Vantaggi
Great roster of global clients in various sectors, good brand name for the CV and part of WPP, interesting work, and generally nice people and opportunities to learn.
Svantaggi
Abysmal in everything to do with employee engagement... Inconsistent and confusing comms from the top - ironic for a comms company. Salaries are generally below industry and market standard. There are very few pay rises, not even a yearly inflationary one (this should really be standard practice and was at my previous two companies - at least a 2-3% rise otherwise you are effectively getting a pay cut every single year that passes due to cost of living increases). There is no bonus system at all, even for senior staff. This means there is very little incentive to go the extra mile as all you will get is a pat on the back and promise of a promotion and pay rise that rarely / never comes.
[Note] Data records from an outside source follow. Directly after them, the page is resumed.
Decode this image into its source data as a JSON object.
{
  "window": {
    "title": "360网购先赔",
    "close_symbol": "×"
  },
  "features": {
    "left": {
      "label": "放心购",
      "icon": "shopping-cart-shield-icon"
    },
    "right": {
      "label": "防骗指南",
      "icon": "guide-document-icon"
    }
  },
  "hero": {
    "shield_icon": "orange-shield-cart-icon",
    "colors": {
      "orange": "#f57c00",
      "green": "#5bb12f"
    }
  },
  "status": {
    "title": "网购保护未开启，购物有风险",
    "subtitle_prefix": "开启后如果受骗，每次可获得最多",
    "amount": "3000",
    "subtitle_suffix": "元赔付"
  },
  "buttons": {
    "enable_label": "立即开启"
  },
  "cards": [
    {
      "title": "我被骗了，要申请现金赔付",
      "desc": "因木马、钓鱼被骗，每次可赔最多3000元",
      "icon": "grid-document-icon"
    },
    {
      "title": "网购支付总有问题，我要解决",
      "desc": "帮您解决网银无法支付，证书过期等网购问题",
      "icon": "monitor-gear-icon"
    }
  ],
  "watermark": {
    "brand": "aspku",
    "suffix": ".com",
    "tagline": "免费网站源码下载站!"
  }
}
Promotions are few and far between, there must be a backlog of 20+ current good staff who are overdue a promotion based on high performance but have not been rewarded with one. Even those who get promotions advise the pay rises are miniscule (circa 5% on average). 4 days a week in the office (and two being Friday's bizarrely) being mandated from April by WPP leadership will reduce flexible working as well as make people less productive and poorer. Another terrible decision by the leadership at WPP who are out of touch and making a myriad of unenforced errors leading to unnecessary high churn of decent staff. Avoid if you want a good work-life balance. Overall, investments in people have generally decreased - good perks like lunch vouchers, free snacks and vouchers as a Christmas bonus have been removed over the last 12 months as cost cutting has become the number 1 focus of WPP and by extension Burson.